The 12km stretch of sand protects the Thau lagoon's ecosystem, shielding it from the sea.
The lido also protects the region’s economic and tourism activities that thrive there.
However, the area is at risk of ongoing coastal erosion and a European project has been working to save it. In this week's Smart Regions, we went there to find out more.
Yvon Iziquel is the head of natural space at Sète agglopôle méditerranée, and has witnessed the process of work carried out on it - to protect it from coastal erosion and to also redevelop it.
He explained in more detail why the work is being carried out: "We did it for several reasons. It was carried out because the road from Sète to Marseillan is an important axis of communication between the two communes.
"It is an axis which allows access to the beach as a tourist economic activity. And above all, it has also allowed us to preserve activities, such as shellfish farming in the lagoon. It has allowed us to preserve the agricultural activity of mussel farming on the Lido, and also Listel vineyards and Listel wines. It has allowed us to maintain such economic activities," he added.

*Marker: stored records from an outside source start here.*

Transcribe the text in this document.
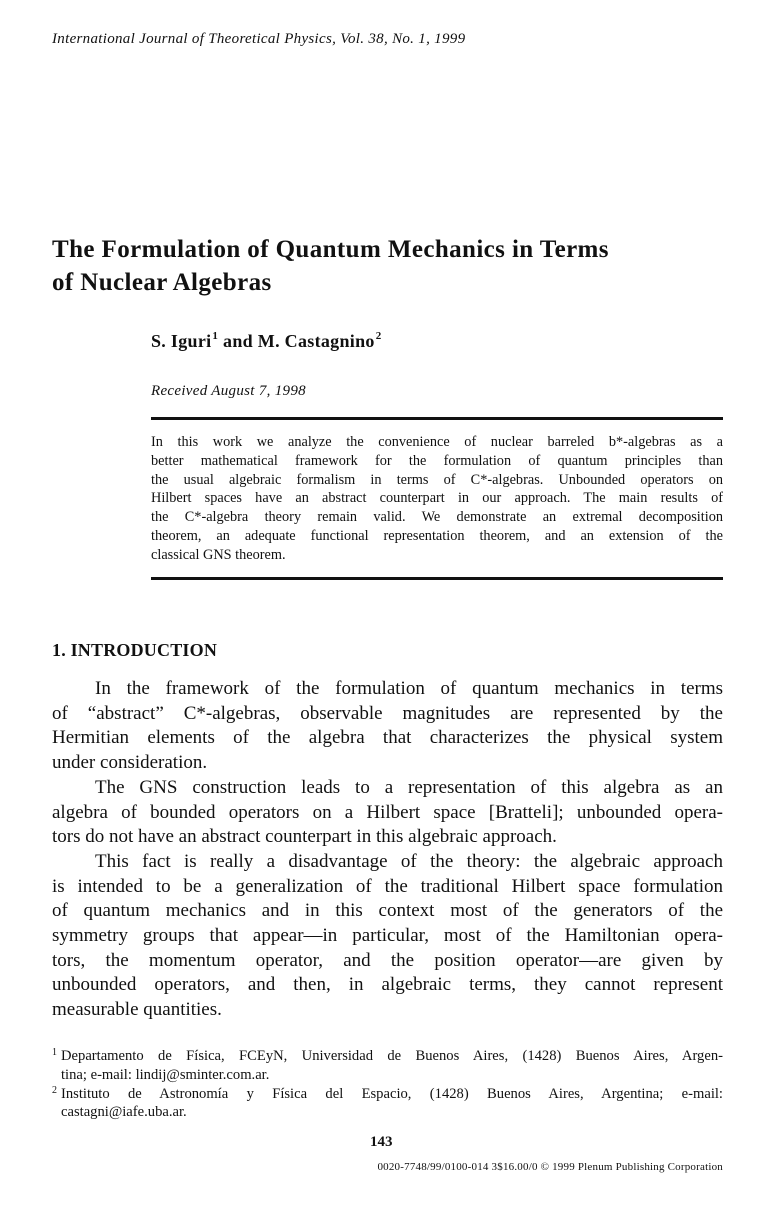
International Journal of Theoretical Physics, Vol. 38, No. 1, 1999
The Formulation of Quantum Mechanics in Terms
of Nuclear Algebras
S. Iguri$^1$ and M. Castagnino$^2$
Received August 7, 1998
In this work we analyze the convenience of nuclear barreled b*-algebras as a
better mathematical framework for the formulation of quantum principles than
the usual algebraic formalism in terms of C*-algebras. Unbounded operators on
Hilbert spaces have an abstract counterpart in our approach. The main results of
the C*-algebra theory remain valid. We demonstrate an extremal decomposition
theorem, an adequate functional representation theorem, and an extension of the
classical GNS theorem.
1. INTRODUCTION
In the framework of the formulation of quantum mechanics in terms
of “abstract” C*-algebras, observable magnitudes are represented by the
Hermitian elements of the algebra that characterizes the physical system
under consideration.
The GNS construction leads to a representation of this algebra as an
algebra of bounded operators on a Hilbert space [Bratteli]; unbounded opera-
tors do not have an abstract counterpart in this algebraic approach.
This fact is really a disadvantage of the theory: the algebraic approach
is intended to be a generalization of the traditional Hilbert space formulation
of quantum mechanics and in this context most of the generators of the
symmetry groups that appear—in particular, most of the Hamiltonian opera-
tors, the momentum operator, and the position operator—are given by
unbounded operators, and then, in algebraic terms, they cannot represent
measurable quantities.
1 Departamento de Física, FCEyN, Universidad de Buenos Aires, (1428) Buenos Aires, Argen-
tina; e-mail: lindij@sminter.com.ar.
2 Instituto de Astronomía y Física del Espacio, (1428) Buenos Aires, Argentina; e-mail:
castagni@iafe.uba.ar.
143
0020-7748/99/0100-014 3$16.00/0 © 1999 Plenum Publishing Corporation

"So with this work, we have gained a few decades on the natural phenomena that we cannot not prevent, which will continue its evolution, that is to say: erosion, the rise in sea level with global warming, which is a certain fact today.
"This Lido, which is a narrow strip of land between the sea and the lagoon, on average loses one metre of sand per year.
"We have recreated beaches that are 70 to 100 metres long in some places, so we can enjoy a moment of peace and quiet," he added.
The total budget for the project amounted to €55m - 28% of it was provided by the EU Cohesion Policy, and the remaining 72% by the French State.